One of the great treats that comes from my job as a writer are all the wonderful, handwritten letters I receive. Few are typed and though I receive many emails, these scripted letters are always the most joyous.
Take the one, for instance, written by Darlene Love of Camden, S.C. For years, she has read this column in the Chronicle-Independent. Since she knows so much of my life and story, she decided to share hers with me.
I was sitting at the kitchen table, going through mail when I found her letter, the envelope addressed in a pretty cursive script. By the third line, I was hooked.
Her story is simple but, quickly, I was absorbed in life from her perspective. When I finished it, I read it again and that’s when it hit me fully why so many people enjoy this column: it reminds people of a simple, Southern life where we pause to listen to the breeze rustle through the leaves and we regularly check the rain gauge that is plopped in a good place for a serious reading.
Aunt Ozelle, daily, knew to the raindrop how much rain had fallen. And, she had a big thermometer, vintage is what people would call it now. Though she had it for decades – it advertised some food company long out of business – it worked and that’s all that mattered to her.

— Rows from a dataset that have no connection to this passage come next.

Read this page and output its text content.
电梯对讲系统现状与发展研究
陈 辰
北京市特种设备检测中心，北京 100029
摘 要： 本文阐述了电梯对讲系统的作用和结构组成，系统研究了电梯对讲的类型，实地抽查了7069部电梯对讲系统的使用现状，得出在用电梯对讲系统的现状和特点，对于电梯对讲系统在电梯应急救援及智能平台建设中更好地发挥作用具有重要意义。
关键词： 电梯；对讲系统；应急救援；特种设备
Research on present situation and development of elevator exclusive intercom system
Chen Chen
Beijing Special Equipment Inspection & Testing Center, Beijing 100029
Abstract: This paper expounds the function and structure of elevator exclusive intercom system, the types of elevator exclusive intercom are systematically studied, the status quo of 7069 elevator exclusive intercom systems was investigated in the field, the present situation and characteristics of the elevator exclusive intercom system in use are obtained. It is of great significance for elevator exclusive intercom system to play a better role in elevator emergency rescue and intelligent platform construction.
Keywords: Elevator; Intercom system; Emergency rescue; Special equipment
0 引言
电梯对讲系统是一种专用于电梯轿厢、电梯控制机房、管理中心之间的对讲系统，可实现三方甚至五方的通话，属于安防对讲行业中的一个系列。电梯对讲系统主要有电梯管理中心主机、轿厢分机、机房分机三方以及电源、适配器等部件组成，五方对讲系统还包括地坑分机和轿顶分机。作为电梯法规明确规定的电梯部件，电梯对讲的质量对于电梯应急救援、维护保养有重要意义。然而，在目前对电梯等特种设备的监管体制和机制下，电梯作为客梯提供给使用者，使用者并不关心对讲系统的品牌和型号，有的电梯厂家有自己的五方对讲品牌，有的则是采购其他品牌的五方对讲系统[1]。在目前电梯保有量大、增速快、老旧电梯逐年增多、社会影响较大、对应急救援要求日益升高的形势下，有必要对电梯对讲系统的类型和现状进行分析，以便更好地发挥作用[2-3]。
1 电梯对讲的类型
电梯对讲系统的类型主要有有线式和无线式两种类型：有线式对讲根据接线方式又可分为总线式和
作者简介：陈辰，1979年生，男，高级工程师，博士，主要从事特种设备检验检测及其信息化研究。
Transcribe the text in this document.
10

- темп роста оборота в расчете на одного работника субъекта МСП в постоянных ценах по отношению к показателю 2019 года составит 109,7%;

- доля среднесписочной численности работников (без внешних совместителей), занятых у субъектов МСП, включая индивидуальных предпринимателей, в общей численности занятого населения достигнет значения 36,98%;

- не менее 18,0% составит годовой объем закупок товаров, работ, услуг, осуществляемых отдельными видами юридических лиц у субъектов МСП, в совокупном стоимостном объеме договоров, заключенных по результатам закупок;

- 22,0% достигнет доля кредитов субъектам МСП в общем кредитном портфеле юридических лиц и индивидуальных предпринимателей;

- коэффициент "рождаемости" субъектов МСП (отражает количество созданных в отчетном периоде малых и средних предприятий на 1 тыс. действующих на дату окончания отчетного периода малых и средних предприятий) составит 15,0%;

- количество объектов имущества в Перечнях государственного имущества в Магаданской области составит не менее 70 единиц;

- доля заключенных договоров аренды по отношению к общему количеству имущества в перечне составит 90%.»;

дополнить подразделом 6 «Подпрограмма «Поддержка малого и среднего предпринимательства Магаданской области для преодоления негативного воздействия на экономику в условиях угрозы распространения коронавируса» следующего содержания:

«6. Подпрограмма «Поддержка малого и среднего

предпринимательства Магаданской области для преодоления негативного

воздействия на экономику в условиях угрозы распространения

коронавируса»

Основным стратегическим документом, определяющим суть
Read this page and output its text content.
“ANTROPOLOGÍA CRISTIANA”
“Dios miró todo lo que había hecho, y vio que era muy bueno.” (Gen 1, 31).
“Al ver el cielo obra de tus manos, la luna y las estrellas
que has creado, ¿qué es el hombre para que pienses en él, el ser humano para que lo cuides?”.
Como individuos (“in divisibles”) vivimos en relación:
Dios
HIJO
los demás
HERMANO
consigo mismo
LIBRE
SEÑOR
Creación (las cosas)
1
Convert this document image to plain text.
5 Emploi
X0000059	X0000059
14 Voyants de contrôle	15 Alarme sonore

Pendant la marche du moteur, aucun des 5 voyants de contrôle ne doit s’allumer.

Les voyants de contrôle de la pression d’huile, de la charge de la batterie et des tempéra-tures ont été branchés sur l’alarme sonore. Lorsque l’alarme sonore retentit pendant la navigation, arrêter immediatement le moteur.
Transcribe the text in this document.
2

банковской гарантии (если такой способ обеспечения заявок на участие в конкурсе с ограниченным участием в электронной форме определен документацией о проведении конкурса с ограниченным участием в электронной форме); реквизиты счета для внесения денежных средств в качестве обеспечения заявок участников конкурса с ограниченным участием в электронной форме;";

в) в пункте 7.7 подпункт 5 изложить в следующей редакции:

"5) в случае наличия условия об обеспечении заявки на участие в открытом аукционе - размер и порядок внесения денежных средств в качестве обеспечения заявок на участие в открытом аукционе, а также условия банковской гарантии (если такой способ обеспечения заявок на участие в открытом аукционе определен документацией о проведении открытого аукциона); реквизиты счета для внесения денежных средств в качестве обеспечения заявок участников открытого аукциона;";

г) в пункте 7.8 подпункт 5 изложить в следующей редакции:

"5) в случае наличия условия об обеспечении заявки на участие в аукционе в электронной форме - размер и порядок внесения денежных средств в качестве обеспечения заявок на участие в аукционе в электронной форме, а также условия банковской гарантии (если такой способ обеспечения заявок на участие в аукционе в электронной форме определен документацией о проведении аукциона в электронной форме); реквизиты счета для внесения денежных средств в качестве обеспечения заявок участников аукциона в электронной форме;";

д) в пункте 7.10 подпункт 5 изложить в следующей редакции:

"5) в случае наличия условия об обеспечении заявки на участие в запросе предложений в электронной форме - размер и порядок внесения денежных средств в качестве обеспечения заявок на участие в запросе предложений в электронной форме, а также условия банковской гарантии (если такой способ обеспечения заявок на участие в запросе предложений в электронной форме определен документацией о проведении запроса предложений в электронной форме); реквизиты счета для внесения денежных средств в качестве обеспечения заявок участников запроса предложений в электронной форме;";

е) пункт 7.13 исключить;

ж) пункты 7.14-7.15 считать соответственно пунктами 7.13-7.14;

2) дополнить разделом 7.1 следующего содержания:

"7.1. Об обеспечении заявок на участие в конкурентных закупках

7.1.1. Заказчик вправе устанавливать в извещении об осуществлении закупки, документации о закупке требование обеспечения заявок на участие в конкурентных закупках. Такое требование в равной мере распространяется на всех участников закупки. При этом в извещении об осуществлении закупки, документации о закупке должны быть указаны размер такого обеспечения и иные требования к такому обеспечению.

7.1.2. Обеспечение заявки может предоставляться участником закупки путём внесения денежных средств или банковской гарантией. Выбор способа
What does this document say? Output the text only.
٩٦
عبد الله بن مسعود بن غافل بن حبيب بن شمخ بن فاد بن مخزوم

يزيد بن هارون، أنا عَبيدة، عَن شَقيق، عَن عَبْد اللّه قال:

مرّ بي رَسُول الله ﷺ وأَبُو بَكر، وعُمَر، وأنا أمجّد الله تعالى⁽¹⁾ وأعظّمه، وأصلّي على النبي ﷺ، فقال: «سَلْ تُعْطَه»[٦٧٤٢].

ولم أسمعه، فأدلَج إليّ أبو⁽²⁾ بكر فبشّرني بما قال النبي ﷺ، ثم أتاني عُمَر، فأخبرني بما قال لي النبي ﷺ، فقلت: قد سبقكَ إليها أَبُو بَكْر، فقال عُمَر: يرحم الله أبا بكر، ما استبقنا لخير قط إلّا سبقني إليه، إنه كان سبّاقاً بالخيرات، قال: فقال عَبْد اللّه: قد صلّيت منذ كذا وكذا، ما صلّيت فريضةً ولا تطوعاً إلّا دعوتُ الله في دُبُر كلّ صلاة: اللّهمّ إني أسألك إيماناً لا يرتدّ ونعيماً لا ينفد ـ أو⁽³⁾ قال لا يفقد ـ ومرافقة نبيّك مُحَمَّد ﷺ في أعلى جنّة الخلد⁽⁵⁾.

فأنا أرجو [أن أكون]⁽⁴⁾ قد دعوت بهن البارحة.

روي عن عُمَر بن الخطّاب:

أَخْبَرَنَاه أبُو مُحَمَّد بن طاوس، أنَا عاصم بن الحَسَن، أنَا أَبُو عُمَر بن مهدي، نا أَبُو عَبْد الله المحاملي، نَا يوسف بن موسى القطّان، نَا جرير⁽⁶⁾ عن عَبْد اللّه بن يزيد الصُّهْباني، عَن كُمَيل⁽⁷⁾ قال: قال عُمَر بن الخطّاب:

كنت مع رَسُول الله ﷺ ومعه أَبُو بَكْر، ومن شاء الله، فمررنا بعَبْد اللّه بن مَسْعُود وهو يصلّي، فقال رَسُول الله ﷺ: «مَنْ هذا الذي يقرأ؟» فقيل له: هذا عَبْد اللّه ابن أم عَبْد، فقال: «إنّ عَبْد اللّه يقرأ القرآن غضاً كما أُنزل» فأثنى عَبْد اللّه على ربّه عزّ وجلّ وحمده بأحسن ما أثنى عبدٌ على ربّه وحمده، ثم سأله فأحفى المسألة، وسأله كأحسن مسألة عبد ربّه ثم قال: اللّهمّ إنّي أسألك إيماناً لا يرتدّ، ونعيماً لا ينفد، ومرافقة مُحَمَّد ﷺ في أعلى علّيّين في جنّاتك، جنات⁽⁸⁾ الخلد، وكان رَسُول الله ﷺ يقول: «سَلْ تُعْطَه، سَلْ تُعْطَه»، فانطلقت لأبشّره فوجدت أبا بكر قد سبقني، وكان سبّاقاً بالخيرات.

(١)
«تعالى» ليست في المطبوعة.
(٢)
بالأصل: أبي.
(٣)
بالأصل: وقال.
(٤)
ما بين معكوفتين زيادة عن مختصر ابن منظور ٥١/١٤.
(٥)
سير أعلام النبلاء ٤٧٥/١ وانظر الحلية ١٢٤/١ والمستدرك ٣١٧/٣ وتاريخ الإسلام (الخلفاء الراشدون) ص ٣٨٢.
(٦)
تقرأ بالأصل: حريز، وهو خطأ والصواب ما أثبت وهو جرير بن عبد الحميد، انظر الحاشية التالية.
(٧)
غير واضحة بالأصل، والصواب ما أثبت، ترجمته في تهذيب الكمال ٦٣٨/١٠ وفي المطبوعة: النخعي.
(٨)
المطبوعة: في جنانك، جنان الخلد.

Miss Darlene wrote that her father was a Christian who was very devoted to his church. “Like your father, he would not stand for anyone to place anything on top of his Bible. Also, he would not shop at any place of business unless it closed its doors on Sunday. Every Saturday afternoon, he would make sure the gas tank of his car was filled because he would never put himself in the position to have to purchase gasoline on Sunday.”
Such respectful men, her father and mine. Too, Daddy rarely let his gas tank get under three-quarters full. I, like many, would let mine go to empty, squeezing every drop from a tank.
“I keep that tank full because, what if I got an emergency call and I had to go to Atlanta in the middle of the night (an hour away)?” he’d thunder. “I want to know I have enough gas to get there.”
Of course, that was back in the days when all stations closed by 10 or 11 p.m. One night, I learned Daddy’s lesson. It was late on Friday night and Mama called to say he was bad sick and asked me to come immediately. My car was almost empty. I made it to their house then took Daddy to the emergency room in his car that had a full gas tank.
Writhing in pain in the back seat, he was well enough to say harshly, “What’d I tell you about keepin’ gas in your car?” That never happened to me again.
My favorite part of Miss Darlene’s letter read, “Daddy worked at Hermitage Cotton Mill in Camden, and vacations for all employees consisted of the week of the Fourth of July and the week of Christmas.” This was in the days when mills shut down for two weeks so their employees could rest or get in their summer gardens. Every year, Darlene’s family went to Asheville, NC for summer vacation.
I was struck most by “Until I was married, I had never viewed the mountains in their autumn splendor.”
I kept that letter on the table for two months, rereading those simple times when the South was filled with mills; people took a job there and stayed until retirement; a week off during summer and Christmas was enjoyed and appreciated as were the retirement checks.
Darlene’s letter is true to what I always say: People don’t like to be reminded of a harsh world. They like to remember a kinder one.